The way I explain it is, what if we were using gold coins as currency, but the government kept melting them down and gold plating steel slugs, then telling us to use it as the same denomination as before. The merchants and banks, wise to this ploy, started demanding more coins to make up for it.
That is a good analogy for QE, as far as it goes.
However to simulate the real economy you have to go further. It isn’t just the Fed that (can) creates money out of thin air. In normal times, most new money creation is actually done by the banks by making oodles of “unfunded” loans through the “magic” of fractional reserves. That’s credit money.
These loans tend to inflate the value of assets - create bubbles. When a situation arises (such as now) where defaults on those loans start to snowball, then the value of most assets also crash.
At that point cash (currency) is king - it becomes way overvalued relative to the value of assets. (you can buy a house for $50K when it used to cost $200K)
At this point the banks are usually at or near insolvency, so they are in no position to make loans, and increase the amount of money in circulation.
The only entity that is capable of making loans is the Fed, through recapitalizing the banks by QE. So, given our current financial framework (fractional banking, fiat money, etc.) the Fed is actually doing the right thing. Without it’s intervention we would be in a much deeper depression. (Again, THAT’S GIVEN OUR CURRENT FINANCIAL FRAMEWORK. Whether or not this framework is good or bad, that’s a separate issue.) So I’m not that keen on piling on Bernanke - he’s got to deal with the framework he’s got, and given that, I don’t think he’s doing a bad job. I do believe though that once things have restabilized, it would be in our interest to revisit the whole framework (the Fed, fractional banking, gold, etc). But that takes political will - something in short supply.
What the fed has done, however has proven to not have worked too well. Most of the QE money that the banks got has ended up back in the Fed as excess reserves. In other words, the banks haven’t lent that money. (At one point I thought a better solution would have been to give the QE money directly to the people that had lost asset value (rather than the banks).
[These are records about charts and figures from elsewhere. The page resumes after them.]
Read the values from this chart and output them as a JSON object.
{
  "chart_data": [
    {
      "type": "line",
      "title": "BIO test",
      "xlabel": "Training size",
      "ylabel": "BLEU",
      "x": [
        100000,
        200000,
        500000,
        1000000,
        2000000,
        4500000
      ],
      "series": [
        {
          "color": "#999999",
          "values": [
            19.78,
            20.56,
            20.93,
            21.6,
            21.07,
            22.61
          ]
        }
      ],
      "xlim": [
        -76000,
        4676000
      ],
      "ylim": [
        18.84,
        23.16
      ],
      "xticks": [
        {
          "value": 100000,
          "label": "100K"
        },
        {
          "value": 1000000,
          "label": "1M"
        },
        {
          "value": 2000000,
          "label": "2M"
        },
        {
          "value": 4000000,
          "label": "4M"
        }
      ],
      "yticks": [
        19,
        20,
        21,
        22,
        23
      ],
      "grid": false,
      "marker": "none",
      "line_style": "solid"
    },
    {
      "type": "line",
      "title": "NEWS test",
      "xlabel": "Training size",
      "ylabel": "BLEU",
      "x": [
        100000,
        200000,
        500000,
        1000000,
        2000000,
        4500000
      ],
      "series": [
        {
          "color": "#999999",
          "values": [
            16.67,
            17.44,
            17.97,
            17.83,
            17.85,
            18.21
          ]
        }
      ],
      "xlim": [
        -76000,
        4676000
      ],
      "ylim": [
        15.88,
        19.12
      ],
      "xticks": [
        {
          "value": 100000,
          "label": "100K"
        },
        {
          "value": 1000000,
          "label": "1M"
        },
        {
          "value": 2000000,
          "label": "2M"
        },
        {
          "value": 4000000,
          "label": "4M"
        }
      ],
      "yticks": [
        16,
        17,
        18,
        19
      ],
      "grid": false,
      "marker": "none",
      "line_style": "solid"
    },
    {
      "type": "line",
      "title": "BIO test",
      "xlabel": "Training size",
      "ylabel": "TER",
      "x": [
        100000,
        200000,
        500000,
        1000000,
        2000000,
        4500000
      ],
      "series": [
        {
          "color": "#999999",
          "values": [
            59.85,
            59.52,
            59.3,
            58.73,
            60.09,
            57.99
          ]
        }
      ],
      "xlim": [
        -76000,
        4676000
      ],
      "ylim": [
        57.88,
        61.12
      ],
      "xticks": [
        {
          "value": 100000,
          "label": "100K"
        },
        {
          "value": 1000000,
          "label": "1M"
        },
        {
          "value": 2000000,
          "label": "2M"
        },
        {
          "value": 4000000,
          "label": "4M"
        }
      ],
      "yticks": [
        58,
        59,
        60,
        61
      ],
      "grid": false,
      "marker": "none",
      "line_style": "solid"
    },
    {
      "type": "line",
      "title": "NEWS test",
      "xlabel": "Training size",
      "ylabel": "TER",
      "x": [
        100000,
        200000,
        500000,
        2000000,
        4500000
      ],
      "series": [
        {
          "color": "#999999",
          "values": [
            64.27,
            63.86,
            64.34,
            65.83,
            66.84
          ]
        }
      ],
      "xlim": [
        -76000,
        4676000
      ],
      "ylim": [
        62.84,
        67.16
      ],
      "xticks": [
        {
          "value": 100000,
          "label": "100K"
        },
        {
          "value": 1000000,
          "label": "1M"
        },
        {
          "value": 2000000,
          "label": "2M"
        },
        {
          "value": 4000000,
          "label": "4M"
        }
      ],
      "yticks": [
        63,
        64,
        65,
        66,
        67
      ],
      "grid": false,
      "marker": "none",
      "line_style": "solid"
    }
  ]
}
But the moral hazard that would have created would have been immense.)
The question then is why aren’t the banks lending? I believe a key contributing factor has been that regulators have gone from one extreme to another. Whereas five or six years ago all you had to do is fog a mirror to get a loan, today you have to walk on water (although there’s been some relaxation lately). So even though you might have a ton of money to lend (and the banks actually do), the rules are such that few people or entities “qualify”.
I believe another factor holding down the demand for loans is the demonization of businesses and success by the Obama administration. Given their war on profits, hostile regulations by the thousands, and unending uncertainties, who in their right mind is going to risk his time and money in such a business climate?
So to make your poker game more like the real economy you have to add a few of these details.
Just call it counterfeiting. That’s easy enough to understand.
A good thing about gold as currency is its density, which outs schemes like that. Kings used to water down the precious metal, along with what we call “coin clipping,” which us exactly what it sounds like. No matter, though. They simply decreed that you accept it at previous value. Isn’t it great how manmade law can trump economic law by fiat?
But the federal government is too big to fail.
I have found that when attempting communication with a liberal I need to use the KISS principle (Keep It Simple Stupid). When they hear a term like “fractional banking” their eyes glaze over.